Obsessive-Compulsive Disorder (OCD) is a type of anxiety disorder affecting 2-3 % of the population. The overwhelming thoughts and urges of OCD take up considerable time and energy and interfere with daily life and relationships. People with OCD typically experience a combination of obsessive thoughts, ideas, images or impulses that they can’t control, along with the drive to do certain repetitive behaviors or actions in response to the dread or fear associated with the obsessions. Most students experience minor worry now and then, such as doubt as to whether or not a door was locked, having a superstitious thought (e.g. “Don’t step on the cracks in the sidewalk”) or needing to straighten things when anxious about an exam. These kinds of occasional thoughts are ordinary and common. However, for individuals struggling with OCD, such thoughts and urges are exaggerated and pressing. Obsessive thoughts are experienced as intense and consuming, and the urges to do behaviors that temporarily quiet the anxiety feel compelling and unavoidable. Life begins to center around the obsessions and compulsions of OCD. As a result, relationships with others, academic studies and other normal life activities are negatively affected by OCD.
The obsessive thoughts, ideas and images of OCD are typically distressing or disturbing, and feel out of the person’s control. The individual usually can recognize that their obsessive thinking is unrealistic, but feels unable to stop the thoughts.
Common types of obsessions include:
- Contamination Fears – e.g. fear of picking up germs from touching someone/something
- Doubts: e.g. Did I turn off the stove? Did I lock the door?
- Imagining causing harm to someone or to oneself: e.g. fears of having run someone over, fears that one could jump off of a high place
- Imagining behaving in socially inappropriate ways: e.g. impulse to shout out in church, images of sexual behavior with another person
- Need for order or symmetry: e.g. preoccupation with things being organized in a particular way
In an effort to get relief from the negative feelings associated with obsessive thoughts or images, people with OCD feel driven to repeat particular behaviors or actions. Common examples of compulsive behaviors include washing (e.g. washing hands repeatedly), cleaning, counting or repeating (e.g. saying a word a certain number of times), and ritualistic checking (e.g. to see if an appliance is turned off). Another common compulsive behavior is the need to do things “perfectly.” For the person with OCD, this might mean making things symmetrical, doing things very slowly, or having to do things in a particular order. People with OCD may also “hoard” belongings of little or no worth, such as old newspapers or mail or other objects and feel anxious at the thought of losing or discarding them.
Causes and Treatment of OCD
Research suggests that the causes of OCD may be largely genetic, but that stressful life circumstances can trigger the onset or recurrence of OCD. For about half to one third of OCD sufferers, the disorder starts in childhood. There is evidence to suggest that difficulties with information processing in the brain of the person with OCD leads to “getting stuck” on specific worried thoughts. Interestingly, individuals with OCD are also frequently diagnosed with depression. High dosages of certain anti-depressant medications (e.g. Luvox, Anafranil, Paxil, Prozac, Zoloft ) have proved very effective in treating OCD. The efficacy of specific anti-depressants suggests that imbalances in the brain neurotransmitter serotonin may be common to both depression and OCD.

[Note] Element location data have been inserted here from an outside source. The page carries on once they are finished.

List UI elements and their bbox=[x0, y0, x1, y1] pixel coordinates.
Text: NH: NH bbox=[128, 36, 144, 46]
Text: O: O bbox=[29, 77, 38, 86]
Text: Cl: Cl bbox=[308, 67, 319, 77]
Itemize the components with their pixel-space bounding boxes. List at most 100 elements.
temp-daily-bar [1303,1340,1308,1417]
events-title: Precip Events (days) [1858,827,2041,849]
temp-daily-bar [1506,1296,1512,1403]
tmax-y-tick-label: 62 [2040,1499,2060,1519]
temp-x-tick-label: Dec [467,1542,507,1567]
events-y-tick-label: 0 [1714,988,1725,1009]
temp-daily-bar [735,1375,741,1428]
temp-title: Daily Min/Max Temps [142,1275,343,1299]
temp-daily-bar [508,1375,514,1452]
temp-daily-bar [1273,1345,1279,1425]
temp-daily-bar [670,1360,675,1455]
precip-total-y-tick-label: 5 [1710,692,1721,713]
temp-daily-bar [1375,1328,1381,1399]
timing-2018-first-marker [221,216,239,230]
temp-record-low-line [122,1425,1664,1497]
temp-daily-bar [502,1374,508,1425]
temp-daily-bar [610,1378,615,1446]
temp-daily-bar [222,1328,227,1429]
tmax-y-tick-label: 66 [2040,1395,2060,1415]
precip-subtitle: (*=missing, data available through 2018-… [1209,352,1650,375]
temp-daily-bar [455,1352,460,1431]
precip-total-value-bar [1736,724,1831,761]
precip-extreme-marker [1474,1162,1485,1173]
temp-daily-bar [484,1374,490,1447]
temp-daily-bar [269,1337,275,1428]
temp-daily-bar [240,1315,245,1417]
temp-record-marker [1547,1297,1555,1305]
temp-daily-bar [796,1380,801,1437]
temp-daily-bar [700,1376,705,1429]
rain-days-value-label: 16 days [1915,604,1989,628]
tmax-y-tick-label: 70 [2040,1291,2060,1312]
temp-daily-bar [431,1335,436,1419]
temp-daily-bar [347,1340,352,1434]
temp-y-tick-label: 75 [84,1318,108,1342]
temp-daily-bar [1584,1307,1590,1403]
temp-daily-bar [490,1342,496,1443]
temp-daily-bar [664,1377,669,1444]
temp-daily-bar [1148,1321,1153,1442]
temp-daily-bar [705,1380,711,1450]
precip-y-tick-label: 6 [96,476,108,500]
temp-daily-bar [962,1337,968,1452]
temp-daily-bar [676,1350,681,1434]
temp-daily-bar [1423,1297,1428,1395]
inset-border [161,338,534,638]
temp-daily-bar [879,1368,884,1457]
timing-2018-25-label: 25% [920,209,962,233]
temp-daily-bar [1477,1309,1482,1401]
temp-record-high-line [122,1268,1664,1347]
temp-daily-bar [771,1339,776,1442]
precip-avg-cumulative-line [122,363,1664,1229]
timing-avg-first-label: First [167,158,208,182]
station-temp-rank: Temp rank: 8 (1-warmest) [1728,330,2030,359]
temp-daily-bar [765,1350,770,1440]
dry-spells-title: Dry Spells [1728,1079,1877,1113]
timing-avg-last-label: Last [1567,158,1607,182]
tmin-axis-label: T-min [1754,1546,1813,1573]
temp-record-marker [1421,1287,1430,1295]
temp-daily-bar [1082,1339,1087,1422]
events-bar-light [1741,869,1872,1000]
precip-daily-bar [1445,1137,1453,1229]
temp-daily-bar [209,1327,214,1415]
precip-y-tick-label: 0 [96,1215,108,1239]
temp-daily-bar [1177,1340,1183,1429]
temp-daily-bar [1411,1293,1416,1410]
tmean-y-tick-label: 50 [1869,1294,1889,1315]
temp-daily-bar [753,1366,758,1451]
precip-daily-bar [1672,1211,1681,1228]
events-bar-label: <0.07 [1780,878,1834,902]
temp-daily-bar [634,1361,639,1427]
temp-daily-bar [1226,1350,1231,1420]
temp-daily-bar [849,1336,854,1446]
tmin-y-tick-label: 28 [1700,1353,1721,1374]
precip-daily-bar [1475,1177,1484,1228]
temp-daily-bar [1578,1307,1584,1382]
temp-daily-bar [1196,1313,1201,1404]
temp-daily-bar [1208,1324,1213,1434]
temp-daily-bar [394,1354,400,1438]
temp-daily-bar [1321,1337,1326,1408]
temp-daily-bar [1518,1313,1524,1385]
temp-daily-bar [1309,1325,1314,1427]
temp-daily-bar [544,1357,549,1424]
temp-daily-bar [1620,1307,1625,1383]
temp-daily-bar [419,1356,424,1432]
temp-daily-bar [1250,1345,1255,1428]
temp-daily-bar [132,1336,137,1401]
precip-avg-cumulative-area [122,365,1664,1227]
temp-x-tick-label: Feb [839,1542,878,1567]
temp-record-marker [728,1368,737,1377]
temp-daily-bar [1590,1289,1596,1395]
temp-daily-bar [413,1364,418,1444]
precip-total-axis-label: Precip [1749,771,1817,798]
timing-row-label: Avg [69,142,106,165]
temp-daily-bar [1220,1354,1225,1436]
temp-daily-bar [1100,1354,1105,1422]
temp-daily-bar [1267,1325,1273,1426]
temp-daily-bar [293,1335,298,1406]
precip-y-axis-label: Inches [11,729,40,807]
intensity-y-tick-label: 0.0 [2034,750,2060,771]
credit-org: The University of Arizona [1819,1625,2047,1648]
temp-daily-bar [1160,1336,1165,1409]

In addition to medication, cognitive behavior therapy is a helpful treatment for OCD. This type of therapy helps the client challenge their assumptions that something bad will happen if they don’t perform the compulsive behavior of OCD. The client is asked to imagine or directly face the feared situation or idea (e.g. touching an object believed to be “contaminated”) and then encouraged not to engage in the compulsive behavior associated with the anxiety that arises (e.g. prevented from washing his or hands). OCD ranges in degree of severity, and sometimes referral to a specialist who can provide treatment directly in the feared or problematic situation is recommended.